The overall best option is the Asus L403N, in comparison to the Acer Swift 1 13.3, and below are some reasons:
- The Asus L403NA, even when not on sale, is priced at £330; on sale the price ranges from £279 - £300. The Acer Swift 1 13.3 is priced higher at £350.
- Asus advertises an 'up to 14 hours' for the Vivobook L403N but this an over-estimate (PC World list a more accurate 'up to 8 hours' estimate). From personal experience a better estimate would be closer to 7 - 8 hours. This lower estimate includes low brightness and running the device in battery saving mode. The Acer Switch 1, on the other hand, advertises an 'up to 10 hours' and this also is an over-estimate. I haven't used the Switch 1 but based on this review of the US version, expect closer to 6 - 7 hours (the US version is given the same estimate). Even with the over-estimation by both vendors, the Asus Vivobook has the better battery life.
- It needs mentioning that the Acer Swift 1 comes with an IPS display; in comparison the Asus L403N does not. Despite the IPS screen advantage, the L403N comes with a larger 14 inch screen and the extra screen estate makes a difference.
- The Asus L403N is bundled with a one year subscription of Office 365. The Acer Swift 1, based on its listing, is not.
- Overall, Asus produces superior hardware.
If a powerful desktop PC or laptop is the user's primary computing device then it makes sense to use a secondary device for on-the-go computing and the lightweight Lenovo 110S meets that purpose (I previously reviewed the previous generation).

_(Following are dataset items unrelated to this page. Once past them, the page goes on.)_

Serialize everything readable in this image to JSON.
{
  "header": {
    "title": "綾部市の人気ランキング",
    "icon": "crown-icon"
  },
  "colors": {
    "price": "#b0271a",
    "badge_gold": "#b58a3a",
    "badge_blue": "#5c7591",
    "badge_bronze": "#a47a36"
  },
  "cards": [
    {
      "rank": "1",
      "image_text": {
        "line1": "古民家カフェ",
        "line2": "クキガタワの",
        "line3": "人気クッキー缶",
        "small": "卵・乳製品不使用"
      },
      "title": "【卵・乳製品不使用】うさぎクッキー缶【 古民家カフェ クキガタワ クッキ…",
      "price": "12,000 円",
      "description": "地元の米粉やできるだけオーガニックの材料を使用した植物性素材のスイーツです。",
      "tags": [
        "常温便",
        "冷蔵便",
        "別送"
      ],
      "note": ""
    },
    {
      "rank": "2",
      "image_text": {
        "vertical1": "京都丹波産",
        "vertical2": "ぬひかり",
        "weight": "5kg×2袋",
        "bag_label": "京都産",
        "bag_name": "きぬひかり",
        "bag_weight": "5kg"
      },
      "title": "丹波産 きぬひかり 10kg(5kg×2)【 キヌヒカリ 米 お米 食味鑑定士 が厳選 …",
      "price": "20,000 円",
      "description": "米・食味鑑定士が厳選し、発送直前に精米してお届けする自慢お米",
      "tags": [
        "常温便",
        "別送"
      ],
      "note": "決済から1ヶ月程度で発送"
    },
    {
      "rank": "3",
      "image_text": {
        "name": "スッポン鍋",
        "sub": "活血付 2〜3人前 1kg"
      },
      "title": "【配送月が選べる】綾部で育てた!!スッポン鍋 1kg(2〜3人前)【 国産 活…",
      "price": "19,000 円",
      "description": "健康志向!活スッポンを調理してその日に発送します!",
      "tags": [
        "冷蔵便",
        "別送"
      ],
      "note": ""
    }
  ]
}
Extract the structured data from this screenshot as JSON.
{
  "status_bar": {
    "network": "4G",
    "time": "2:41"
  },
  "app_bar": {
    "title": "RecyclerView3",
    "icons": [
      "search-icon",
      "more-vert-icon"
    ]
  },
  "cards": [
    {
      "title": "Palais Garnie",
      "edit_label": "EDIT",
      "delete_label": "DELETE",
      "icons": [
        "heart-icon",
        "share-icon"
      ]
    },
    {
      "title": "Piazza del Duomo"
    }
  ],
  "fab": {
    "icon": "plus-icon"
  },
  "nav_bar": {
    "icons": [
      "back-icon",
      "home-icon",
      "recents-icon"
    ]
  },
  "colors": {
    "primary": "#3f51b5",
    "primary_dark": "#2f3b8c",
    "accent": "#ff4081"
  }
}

While the entry-level 110S comes with only 2GB RAM there are other unique advantages that includes a better quad core N3160 processor, a full year subscription of Office 365, acceptable 'up to 8 hours' battery life and an IPS screen (there are different models of the laptop and it seems not all come with the IPS display). At the moment, the 110S sells for £159 brand new on Amazon. Another issue to consider when purchasing an entry-level laptop is the ability to install a Linux distribution. This makes sense, with low-end hardware, as Linux distributions, in general, are less resource intensive in comparison to Windows 10. Lenovo laptops, in general, work well with the major Linux distributions. Acer, unfortunately, make it difficult to install Linux on their laptops and require a relatively good technical know-how to boot the device from the user's chosen distribution.